Pourquoi c’est important : implications pour l’histoire de l’humanité
Cette découverte ne concerne pas seulement les dates ; il s’agit de comment les humains ont évolué. La fabrication délibérée de ces objets montre que les peuples du Paléolithique appréciaient la communication. La taille et la forme de nombreux artefacts suggèrent qu’ils étaient destinés à être transportés, ce qui implique que le partage d’informations était une priorité pour ces premiers humains.
La chercheuse Ewa Dutkiewicz note : « C’étaient des artisans qualifiés… beaucoup d’entre eux tenaient très bien dans la main. » Ce niveau d’intentionnalité suggère que ces marquages n’étaient pas une simple décoration mais un élément fondamental de la vie sociale et cognitive.
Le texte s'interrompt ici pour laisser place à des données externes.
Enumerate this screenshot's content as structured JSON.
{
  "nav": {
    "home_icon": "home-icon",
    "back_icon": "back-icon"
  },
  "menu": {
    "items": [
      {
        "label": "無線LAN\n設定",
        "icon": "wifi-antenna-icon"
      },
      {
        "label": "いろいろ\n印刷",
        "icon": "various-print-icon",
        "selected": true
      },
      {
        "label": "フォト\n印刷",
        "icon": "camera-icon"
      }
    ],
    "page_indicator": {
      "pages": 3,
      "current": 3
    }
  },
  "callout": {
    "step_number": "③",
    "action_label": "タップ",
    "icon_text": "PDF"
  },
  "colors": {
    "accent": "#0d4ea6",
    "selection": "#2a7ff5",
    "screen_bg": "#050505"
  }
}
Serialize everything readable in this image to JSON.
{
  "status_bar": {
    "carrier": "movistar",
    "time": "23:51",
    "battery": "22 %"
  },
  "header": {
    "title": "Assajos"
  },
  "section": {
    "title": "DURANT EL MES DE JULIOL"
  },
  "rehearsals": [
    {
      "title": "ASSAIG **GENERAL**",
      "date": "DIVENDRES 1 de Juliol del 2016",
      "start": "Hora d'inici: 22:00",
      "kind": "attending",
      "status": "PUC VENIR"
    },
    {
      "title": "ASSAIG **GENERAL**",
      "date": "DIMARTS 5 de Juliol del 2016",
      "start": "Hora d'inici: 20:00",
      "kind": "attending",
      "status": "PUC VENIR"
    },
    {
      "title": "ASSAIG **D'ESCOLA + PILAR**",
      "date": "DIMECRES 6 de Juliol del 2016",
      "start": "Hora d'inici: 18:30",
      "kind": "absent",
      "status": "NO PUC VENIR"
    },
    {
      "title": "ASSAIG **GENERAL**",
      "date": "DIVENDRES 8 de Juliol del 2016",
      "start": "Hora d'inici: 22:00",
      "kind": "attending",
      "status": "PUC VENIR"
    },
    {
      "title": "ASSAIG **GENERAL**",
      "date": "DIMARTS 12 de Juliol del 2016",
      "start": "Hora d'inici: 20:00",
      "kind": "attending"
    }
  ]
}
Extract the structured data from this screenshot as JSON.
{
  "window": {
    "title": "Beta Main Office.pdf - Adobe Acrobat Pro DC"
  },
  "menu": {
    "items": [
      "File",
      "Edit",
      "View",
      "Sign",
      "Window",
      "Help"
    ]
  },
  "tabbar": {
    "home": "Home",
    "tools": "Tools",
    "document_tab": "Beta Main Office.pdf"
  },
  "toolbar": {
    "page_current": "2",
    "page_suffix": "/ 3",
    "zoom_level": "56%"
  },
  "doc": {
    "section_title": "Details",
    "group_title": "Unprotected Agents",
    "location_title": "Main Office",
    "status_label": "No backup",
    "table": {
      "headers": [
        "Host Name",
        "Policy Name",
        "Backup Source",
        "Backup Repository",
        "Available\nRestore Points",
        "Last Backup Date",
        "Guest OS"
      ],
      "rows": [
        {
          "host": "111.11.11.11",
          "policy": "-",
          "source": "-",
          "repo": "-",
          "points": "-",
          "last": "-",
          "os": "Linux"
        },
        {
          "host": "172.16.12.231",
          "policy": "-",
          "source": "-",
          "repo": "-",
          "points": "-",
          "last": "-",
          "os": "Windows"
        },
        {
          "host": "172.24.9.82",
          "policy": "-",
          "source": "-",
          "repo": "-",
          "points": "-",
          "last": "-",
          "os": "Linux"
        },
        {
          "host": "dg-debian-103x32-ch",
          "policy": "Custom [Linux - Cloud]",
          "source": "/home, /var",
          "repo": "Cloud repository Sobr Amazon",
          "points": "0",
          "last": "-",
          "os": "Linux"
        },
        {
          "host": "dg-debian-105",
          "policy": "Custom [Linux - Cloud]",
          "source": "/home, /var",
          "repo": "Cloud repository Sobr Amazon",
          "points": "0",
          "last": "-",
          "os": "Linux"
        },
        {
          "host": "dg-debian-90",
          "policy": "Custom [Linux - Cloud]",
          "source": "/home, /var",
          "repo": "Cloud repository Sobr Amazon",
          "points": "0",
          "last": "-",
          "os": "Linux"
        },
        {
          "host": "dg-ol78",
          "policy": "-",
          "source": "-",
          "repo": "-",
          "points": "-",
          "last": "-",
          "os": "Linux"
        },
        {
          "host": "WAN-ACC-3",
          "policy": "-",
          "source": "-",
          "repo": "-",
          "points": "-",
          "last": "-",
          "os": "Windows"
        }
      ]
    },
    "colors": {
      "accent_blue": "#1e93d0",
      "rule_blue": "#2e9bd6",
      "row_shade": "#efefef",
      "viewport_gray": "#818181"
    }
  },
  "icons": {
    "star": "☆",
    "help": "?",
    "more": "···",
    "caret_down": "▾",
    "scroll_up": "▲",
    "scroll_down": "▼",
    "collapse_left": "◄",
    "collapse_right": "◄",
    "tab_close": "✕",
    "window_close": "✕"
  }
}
Cette découverte nous oblige à reconsidérer la chronologie du développement intellectuel humain. Si la pensée symbolique existait il y a 45 000 ans, cela signifie que la cognition complexe n’était pas exclusive aux civilisations ultérieures.
Les chercheurs soulignent qu’ils ne font qu’effleurer la surface des systèmes symboliques paléolithiques. Une étude plus approfondie de ces artefacts pourrait révéler des informations encore plus profondes sur l’esprit de nos lointains ancêtres.